Alejandro
Álvarez
Hace mucho
tiempo existió un pueblo de nombre San Juan de los Perros. Derivó su nombre de
la existencia abundante de esos cuadrúpedos ladradores que habitaban tanto en
los domicilios de las familias de todos los niveles económicos, como vagabundos
en las calles y aun en forma semisalvaje en los llanos cercanos donde se habían
adaptado a alimentarse de reptiles, insectos y casualmente de algún roedor descuidado.
Hasta el pueblo llegaron un día unos personajes que se presentaron como
empresarios, dispuestos a darle al pueblo un empuje hacia la modernidad, para
lo cual no iban a escatimar inversiones aunque parecieran riesgosas. La
vocación y los recursos naturales del pueblo estaban a la vista: la producción
y venta de perros. Ofrecieron inicialmente comprar los perros a un precio de
cinco pesos el ejemplar, sin más comprobante de propiedad que el propio animal
llevado, de preferencia, con su correa. Los primeros en resentir este empuje de
la modernización fueron los perros callejeros. La vía pública se convirtió en
zona de caza. Se veía en las esquinas a grupos organizados esperando caerle
encima el primer can que se presentara. La imaginación popular produjo
ingeniosas trampas. Al final del día se veían grandes filas de ciudadanos con
su respectivo perro esperando canjearlo por sus cinco pesotes. Llegando al
mostrador se pagaba de inmediato y sin averiguaciones. De ahí nació el dicho
del pueblo “perro brincado, perro pagado”. Los empresarios recibieron un trato
privilegiado por parte de las fuerzas vivas sanjuanenses, no les faltaban
invitaciones a cenar con esta o con aquella renombrada familia agradecida por
la desinteresada inversión que estaban realizando en bien del pueblo. El único
periódico les dedicaba titulares a ocho columnas y la única estación de radio
no se cansaba de entrevistarlos en los noticieros matutino y nocturno. Pronto
acabaron con los perros sin dueño y se anunció una segunda etapa del proyecto: en
adelante se pagarían diez pesos por perro. Aunque al principio se generaron
serios enfrentamientos intrafamiliares, nunca faltó la inteligente intervención
de un miembro de la familia para que se aceptara vender los fieles animales del
hogar a cambio de un dinero que podía convertirse en un beneficio inmediato.

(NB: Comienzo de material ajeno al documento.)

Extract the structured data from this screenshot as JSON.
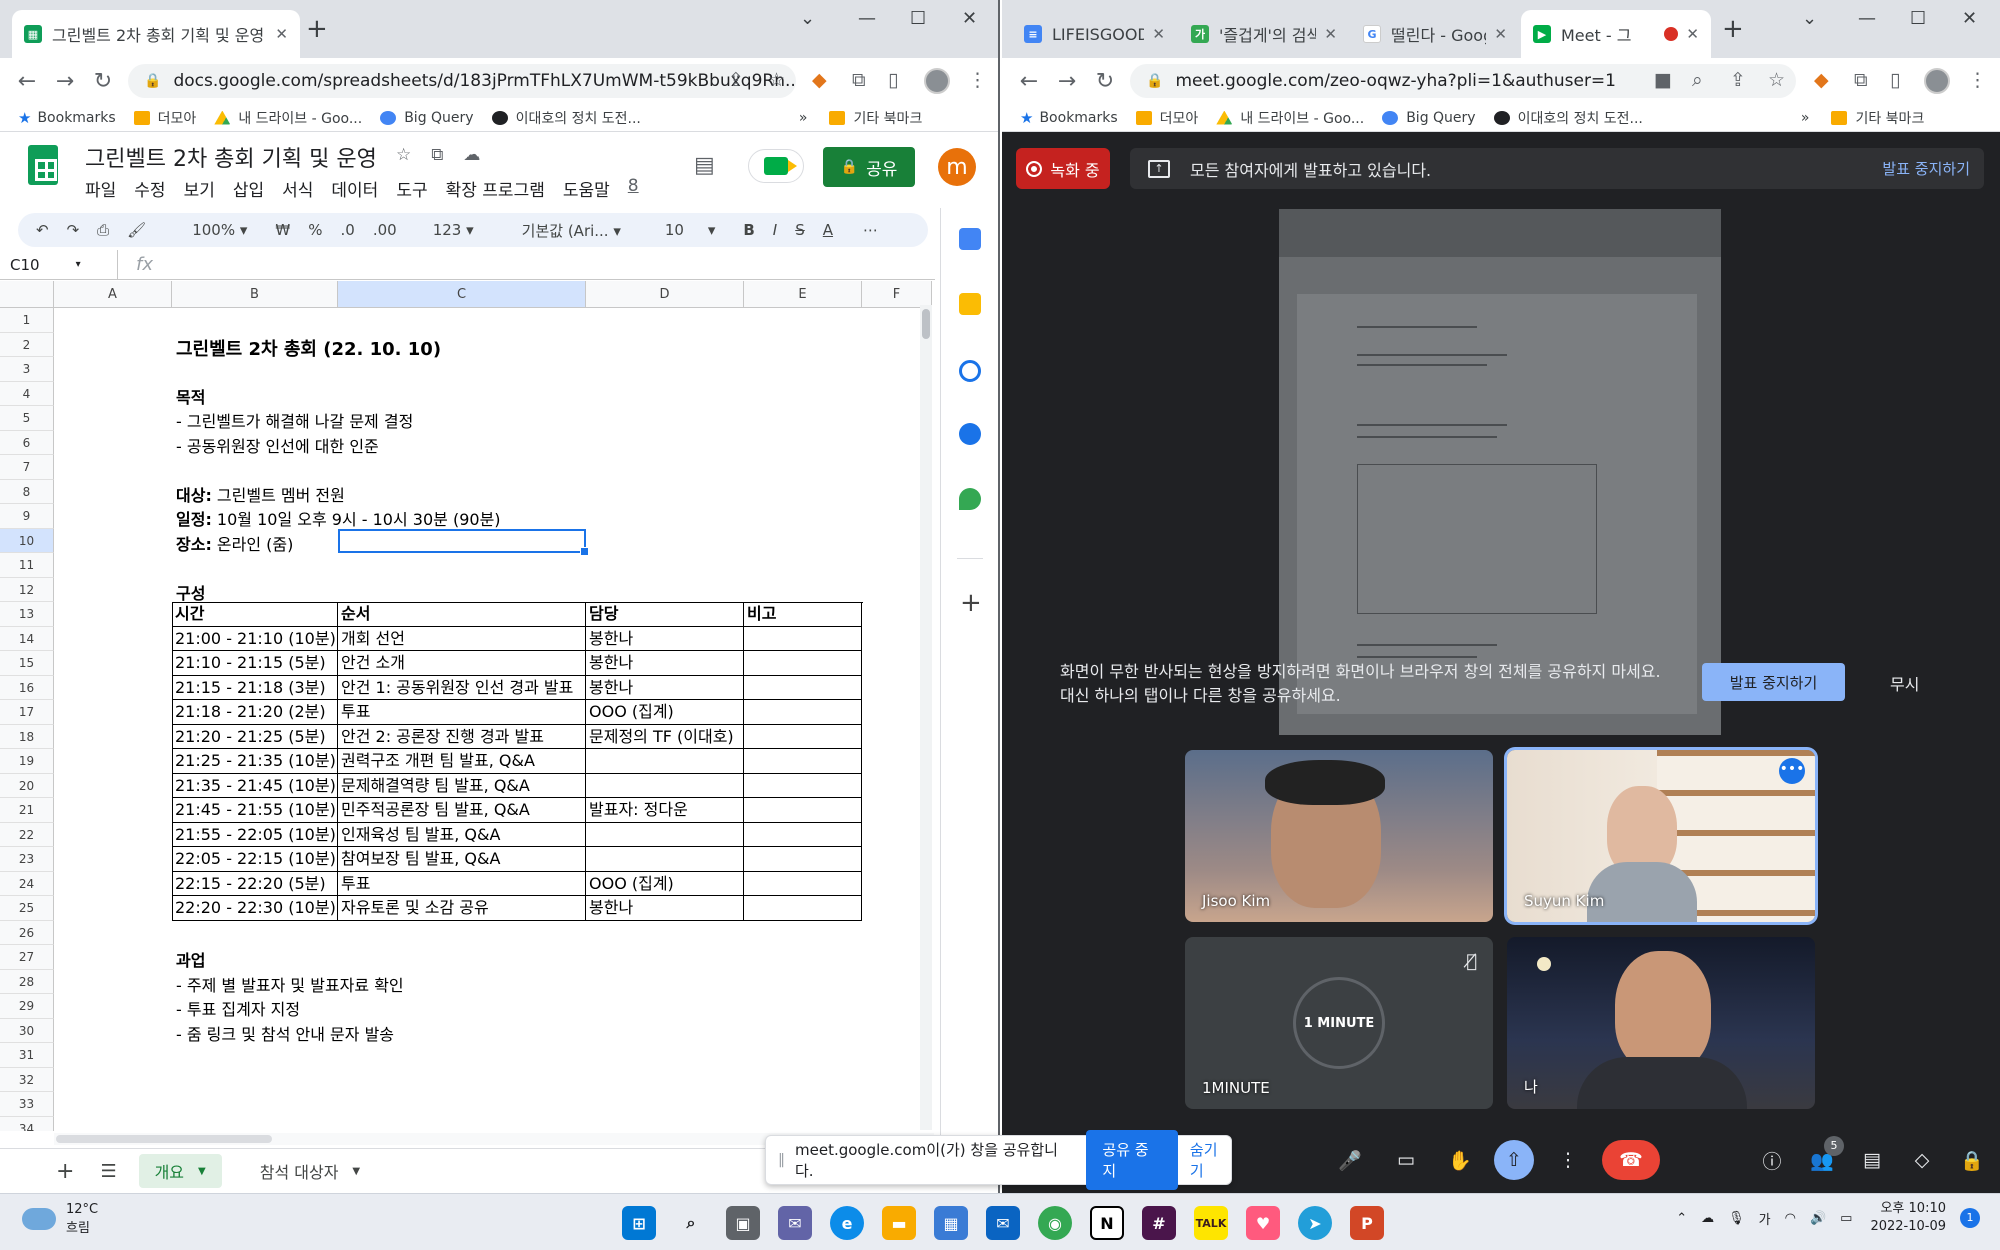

Incluso, decían, se iban a ahorrar todos los gastos y trabajo que implicaba
mantener un perro o varios en casa. En un abrir y cerrar de ojos las perreras
de los empresarios se vieron abarrotadas con toda la población canina procedente
de buenas familias. Así se encontraron perros con pedigrí mezclados con otros
de origen indescifrable. Calles, parques, casas y lugares de paseo parecían de
otro planeta sin perros que mearan un poste, que se zurraran en las banquetas o
que ladraran al cartero. Y así llegó la tercera etapa del proyecto: en adelante
se pagarían cincuenta pesos por perro. La única jauría disponible para el
negocio era la que deambulaba por los llanos y barrancas a varios kilómetros de
distancia. Había que organizar expediciones de varios días. Planes y cuentas iban y venían cuando el que parecía ser el
principal empresario compra perros anunció que partiría unos días, pero dejaría
al frente del negocio a su acompañante con capital suficiente para culminar el
gran proyecto. Al siguiente día de la partida el empresario que quedó al frente
del negocio llamó a una reunión urgente de la comunidad. Consciente de la
dificultad y peligros que implicaban la cacería de perros salvajes les proponía
un negocio donde, de acuerdo a la filosofía financiera reinante, todo sería
“ganar, ganar”. Él estaba dispuesto a venderles los perros encerrados en las
perreras en la ridícula cantidad de veinticinco pesos el ejemplar, pero todo
tenía que hacerse de inmediato y con la mayor discreción. Las cuentas no podían fallar, invertían
veinticinco pesos en un perro y lo venderían en cincuenta. Un negociazo. Inmediatamente se armó un
alboroto y en todas las casas se oía cómo se rompían los cochinitos de ahorro,
se sacaba dinero de debajo de los colchones, y se apersonaban a comprar cinco,
diez y hasta treinta perros de un jalón. A la media noche no había un solo
perro en las enormes perreras, otrora atiborradas. Desde entonces nunca más se
volvió a ver a ninguno de los vigorosos empresarios en San Juan de los Perros. Se
llevaron el dinero del pueblo y dejaron a los perros. Eso sí, todos con dueño.